Москва встречала приехавших из эвакуации в командировки писателей неустроенным бытом, дорогим рынком, холодными квартирами, закопченными комнатами и мусором во дворах, который некому было убирать. Кроме того, в домах хозяйничали крысы, почувствовав полную безнаказанность.
В конце ноября 1942 года из Ташкента приехал и Вс. Иванов, с которым Пастернак был близок по Переделкино.
Москва? Она странная, прибранная и такая осторожная, словно из стекла, – писал Иванов в дневнике. – Из-за дороговизны водки, а главное отсутствия ее – совершенно нет пьяных. Дни, до сегодня, стояли солнечные и теплые. Я обошел много улиц, но ни у одного дома не встретил стоящих и беседующих людей, которых всегда было так много в Москве. Так как продуктов мало и все они истребляются, то улица чистая – нет даже обрывка бумаги. Возле нашего дома, на Лаврушинском, бомбой отломило угол школы. Сила воздушной волны была такова, что погнуло решетку, прутья которой отстоят довольно далеко друг от друга[386].
Военная затихшая Москва Пастернаку не понравилась: “Я не понимаю этой Москвы и людей кругом. Неужели никогда ничего не изменится?”[387] Большинство писателей молят Фадеева пустить их в город, хотя бы дать командировку, а уж потом они как-то закрепятся, застрянут в городе и не вернутся назад в глушь. Пастернак стремится выехать из Москвы.
Вс. Иванов записывает в дневнике от i ноября 1942 года:
Пришли Пастернак, Ливанов и Бажан.

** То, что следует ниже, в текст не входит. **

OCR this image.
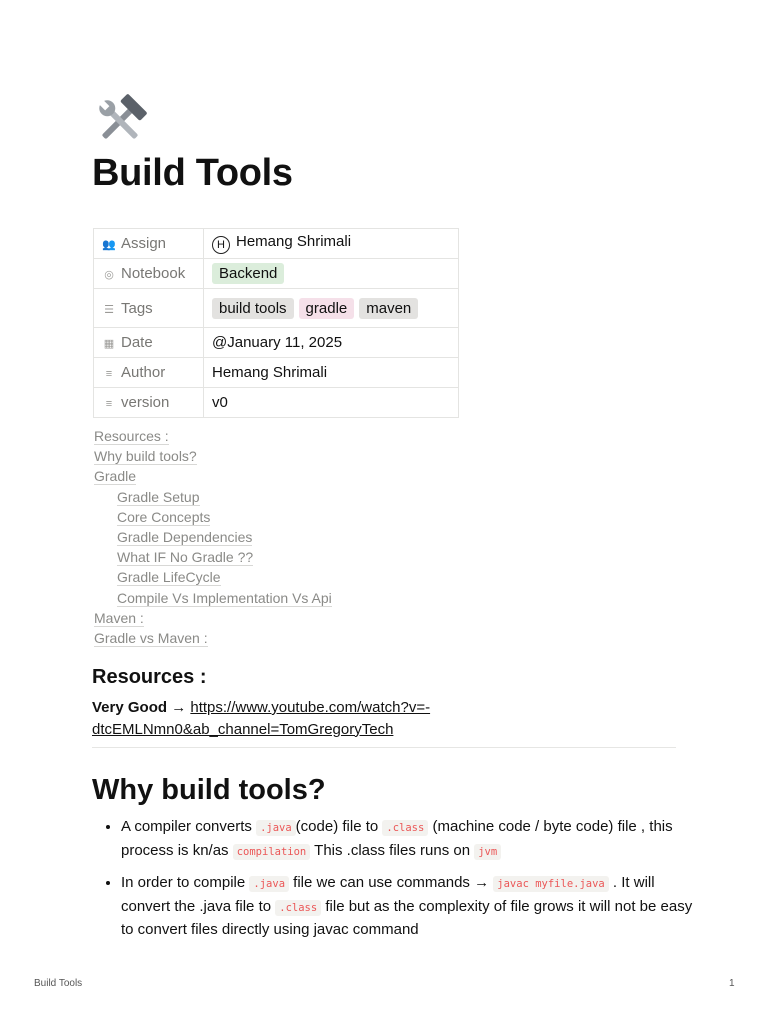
Build Tools
👥 Assign	H Hemang Shrimali
◎ Notebook	Backend
☰ Tags	build tools gradle maven
▦ Date	@January 11, 2025
≡ Author	Hemang Shrimali
≡ version	v0
Resources :
Why build tools?
Gradle
Gradle Setup
Core Concepts
Gradle Dependencies
What IF No Gradle ??
Gradle LifeCycle
Compile Vs Implementation Vs Api
Maven :
Gradle vs Maven :
Resources :
Very Good → https://www.youtube.com/watch?v=-dtcEMLNmn0&ab_channel=TomGregoryTech
Why build tools?
• A compiler converts .java (code) file to .class (machine code / byte code) file , this process is kn/as compilation This .class files runs on jvm
• In order to compile .java file we can use commands → javac myfile.java . It will convert the .java file to .class file but as the complexity of file grows it will not be easy to convert files directly using javac command
Build Tools	1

Какие все разные! Пастернак хвалил Чистополь и говорил, что литературы не существует, т. к. нет для нее условий и хотя бы небольшой свободы. Как всегда, передать образность его суждений невозможно – он говорил и о замкнутости беллетристики, и о том, что государство – война – человек – слагаемые, страшные по-разному. Ливанов – о Западе, о кино, о том, что человек Запада противопоставляет себя миру, а мы, наоборот, растворяемся в миру. <… > Тамара всех учила, а я молчал. Затем Пастернак заторопился, боясь опоздать на трамвай, – было уже одиннадцать – и ушел, от торопливости ни с кем не простившись. Бажан сказал: “Я давно мечтал увидеться с Пастернаком, а сейчас он разочаровал меня. То, что он говорил о литературе, – правда, редактора стали еще глупее, недоедают что ли, но разве можно сейчас думать только о литературе? Ведь неизбежно после войны все будет по-другому. Неизбежно ли? Бажан и не замечает, как он говорит устами газетчика, – дело в том, что Пастернака мучают вопросы не только литературы, но и искусства вообще. Как иначе? Слесарь и во время войны должен думать о слесарной работе, а писатель тем более[388].

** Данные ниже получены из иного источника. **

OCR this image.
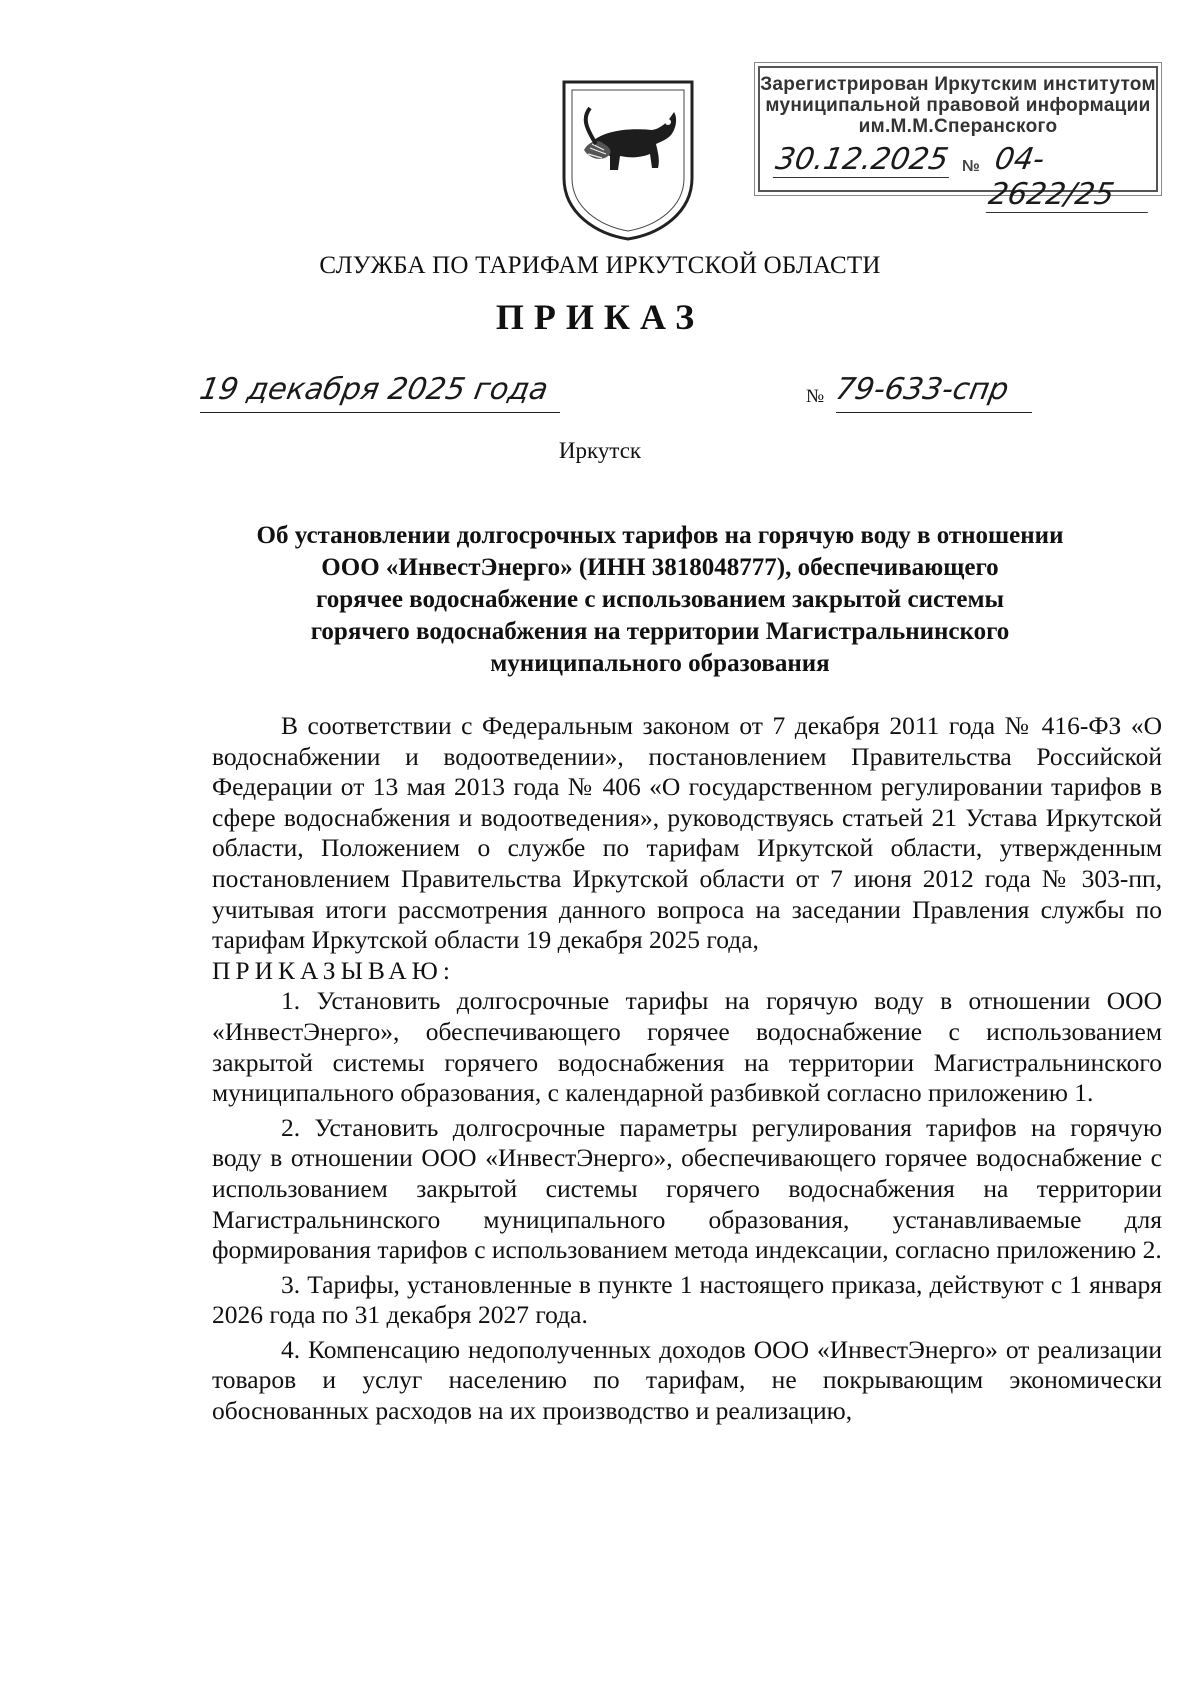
Зарегистрирован Иркутским институтом
муниципальной правовой информации
им.М.М.Сперанского
30.12.2025 № 04-2622/25
СЛУЖБА ПО ТАРИФАМ ИРКУТСКОЙ ОБЛАСТИ
ПРИКАЗ
19 декабря 2025 года	№ 79-633-спр
Иркутск
Об установлении долгосрочных тарифов на горячую воду в отношении
ООО «ИнвестЭнерго» (ИНН 3818048777), обеспечивающего
горячее водоснабжение с использованием закрытой системы
горячего водоснабжения на территории Магистральнинского
муниципального образования

В соответствии с Федеральным законом от 7 декабря 2011 года № 416-ФЗ «О водоснабжении и водоотведении», постановлением Правительства Российской Федерации от 13 мая 2013 года № 406 «О государственном регулировании тарифов в сфере водоснабжения и водоотведения», руководствуясь статьей 21 Устава Иркутской области, Положением о службе по тарифам Иркутской области, утвержденным постановлением Правительства Иркутской области от 7 июня 2012 года № 303-пп, учитывая итоги рассмотрения данного вопроса на заседании Правления службы по тарифам Иркутской области 19 декабря 2025 года,

ПРИКАЗЫВАЮ:

1. Установить долгосрочные тарифы на горячую воду в отношении ООО «ИнвестЭнерго», обеспечивающего горячее водоснабжение с использованием закрытой системы горячего водоснабжения на территории Магистральнинского муниципального образования, с календарной разбивкой согласно приложению 1.

2. Установить долгосрочные параметры регулирования тарифов на горячую воду в отношении ООО «ИнвестЭнерго», обеспечивающего горячее водоснабжение с использованием закрытой системы горячего водоснабжения на территории Магистральнинского муниципального образования, устанавливаемые для формирования тарифов с использованием метода индексации, согласно приложению 2.

3. Тарифы, установленные в пункте 1 настоящего приказа, действуют с 1 января 2026 года по 31 декабря 2027 года.

4. Компенсацию недополученных доходов ООО «ИнвестЭнерго» от реализации товаров и услуг населению по тарифам, не покрывающим экономически обоснованных расходов на их производство и реализацию,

Пастернак словно слышит, что говорят о нем в доме у Ивановых; он пишет в Ташкент к Евгении Пастернак:
Чуковский, Ивановы и другие не скажут тебе обо мне ничего утешительного. Тамара Владимировна находит меня изменившимся. Во-первых, у меня нет того досуга и благодушия, как прежде. Я здесь по делам, а не для обмена улыбками. Потом, – пусть я смешон и все это для меня плохо кончится – я не понимаю время и товарищей, а все-таки этот холуйский, льстивый, лживый и лишенный достоинства тон создан и поддерживается ими всеми, а они могли бы этого не делать, как бы властно его ни требовали со стороны[389].
Но перед отъездом он несколько раз выступает перед писателями в клубе. Говорит перед всеми о том, о чем пишет и думает. 15 декабря читал свои новые стихи из сборника “На ранних поездах”. В зале сидели писатели в военной форме, его хорошо слушали. Выступил А. Гладков и, как его старый чистопольский знакомый, сказал о любви к Пастернаку, которую, как ему казалось, испытывают и все остальные слушатели.
Пастернак снова и снова говорил о том, что возвращается в Чистополь, куда в прошлом году уезжал с удовольствием, что нет политической поэзии и что искусству жить трудно в подобных условиях. Иванов радостно отмечает в дневнике, что Пастернак произносит все то, о чем говорят писатели между собой.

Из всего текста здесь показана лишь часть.